Tetapi, ada juga teori underdog effect; pemilih memilih calon atau partai yang diprediksi kalah. Maka, tak aneh kalau ada yang memainkan peran sebagai calon yang dizalimi atau membiarkan dirinya dizalimi, untuk menarik simpati, belas kasihan. Skenario semacam ini selalu berulang dan diulang.
***
Pendek kata, hasil survei tidak hanya memberikan kepercayaan bagi publik, namun juga bagi calon kandidat ataupun partai politik. Sebaliknya, juga bisa mengecilkan hati calon kandidat dan partai yang bernyali kecil.

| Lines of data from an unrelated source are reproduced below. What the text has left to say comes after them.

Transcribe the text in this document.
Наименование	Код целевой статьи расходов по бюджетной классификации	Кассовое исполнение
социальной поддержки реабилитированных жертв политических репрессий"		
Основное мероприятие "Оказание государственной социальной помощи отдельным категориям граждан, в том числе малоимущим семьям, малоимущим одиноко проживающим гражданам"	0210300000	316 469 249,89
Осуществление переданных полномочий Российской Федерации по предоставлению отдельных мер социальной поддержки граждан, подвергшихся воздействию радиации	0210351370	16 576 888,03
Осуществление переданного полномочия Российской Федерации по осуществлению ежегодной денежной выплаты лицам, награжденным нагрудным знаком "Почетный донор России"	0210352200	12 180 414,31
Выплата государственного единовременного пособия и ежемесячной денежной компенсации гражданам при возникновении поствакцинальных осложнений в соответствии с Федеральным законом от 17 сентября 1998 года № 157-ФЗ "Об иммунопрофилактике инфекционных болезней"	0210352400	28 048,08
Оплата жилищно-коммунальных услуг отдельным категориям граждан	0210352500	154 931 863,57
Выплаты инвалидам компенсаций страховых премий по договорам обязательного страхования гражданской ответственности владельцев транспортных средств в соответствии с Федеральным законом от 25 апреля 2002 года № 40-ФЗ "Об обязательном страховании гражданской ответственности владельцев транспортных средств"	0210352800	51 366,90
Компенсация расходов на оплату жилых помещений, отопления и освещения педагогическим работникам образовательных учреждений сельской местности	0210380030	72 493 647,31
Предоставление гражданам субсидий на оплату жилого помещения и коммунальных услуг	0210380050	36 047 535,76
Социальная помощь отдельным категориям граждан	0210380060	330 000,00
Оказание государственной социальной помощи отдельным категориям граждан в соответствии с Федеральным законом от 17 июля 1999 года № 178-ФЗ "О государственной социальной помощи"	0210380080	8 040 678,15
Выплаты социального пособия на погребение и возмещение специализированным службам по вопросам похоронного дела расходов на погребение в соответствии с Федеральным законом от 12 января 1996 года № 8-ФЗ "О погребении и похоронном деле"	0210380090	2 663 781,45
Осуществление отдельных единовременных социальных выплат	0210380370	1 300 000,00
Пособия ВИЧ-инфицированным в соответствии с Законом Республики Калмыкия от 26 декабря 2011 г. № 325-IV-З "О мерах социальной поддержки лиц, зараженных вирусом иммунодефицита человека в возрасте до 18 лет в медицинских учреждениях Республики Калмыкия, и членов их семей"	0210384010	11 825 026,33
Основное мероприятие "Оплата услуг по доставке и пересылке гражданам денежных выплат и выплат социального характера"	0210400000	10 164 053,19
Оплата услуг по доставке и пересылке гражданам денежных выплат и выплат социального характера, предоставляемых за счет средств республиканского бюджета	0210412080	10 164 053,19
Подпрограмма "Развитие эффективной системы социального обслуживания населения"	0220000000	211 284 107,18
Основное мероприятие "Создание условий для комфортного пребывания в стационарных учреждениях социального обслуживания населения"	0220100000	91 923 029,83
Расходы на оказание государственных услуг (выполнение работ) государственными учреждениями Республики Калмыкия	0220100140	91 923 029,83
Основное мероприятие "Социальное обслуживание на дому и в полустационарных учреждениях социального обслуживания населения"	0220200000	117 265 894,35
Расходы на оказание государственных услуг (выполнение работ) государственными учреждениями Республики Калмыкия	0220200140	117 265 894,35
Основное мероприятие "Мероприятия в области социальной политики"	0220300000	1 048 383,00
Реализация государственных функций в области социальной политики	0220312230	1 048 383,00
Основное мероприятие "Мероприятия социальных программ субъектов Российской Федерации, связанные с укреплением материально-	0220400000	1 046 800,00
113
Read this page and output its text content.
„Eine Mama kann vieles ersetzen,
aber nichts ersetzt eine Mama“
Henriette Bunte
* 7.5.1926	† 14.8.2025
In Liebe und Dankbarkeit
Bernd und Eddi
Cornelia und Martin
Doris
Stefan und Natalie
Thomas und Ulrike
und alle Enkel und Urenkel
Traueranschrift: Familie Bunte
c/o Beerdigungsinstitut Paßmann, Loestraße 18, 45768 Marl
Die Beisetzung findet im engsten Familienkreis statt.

Meski demikian, hasil survei belumlah kata akhir. Masih ada waktu untuk berichtiar, bagi para calon kandidat yang merasa yakin memiliki banyak pendukung dan akan memenangi pertarungan meskipun sekarang hasil survei “belum berpihak” padanya.
Yah, namanya usaha, ya kan…
Thanks bung Trias.
Semoga rakyat juga melek survey dan memperluas cakrawala nya.
Gus Moko
Sae mas Trias. Lanjutkan. Tetap objektif.
Matur nuwun pencerahannya.
Dalam hati, pikiran n harapan, ….nomor satu mmg pk Ganjar. Tp mgkin ada skenario lain. Njur piye.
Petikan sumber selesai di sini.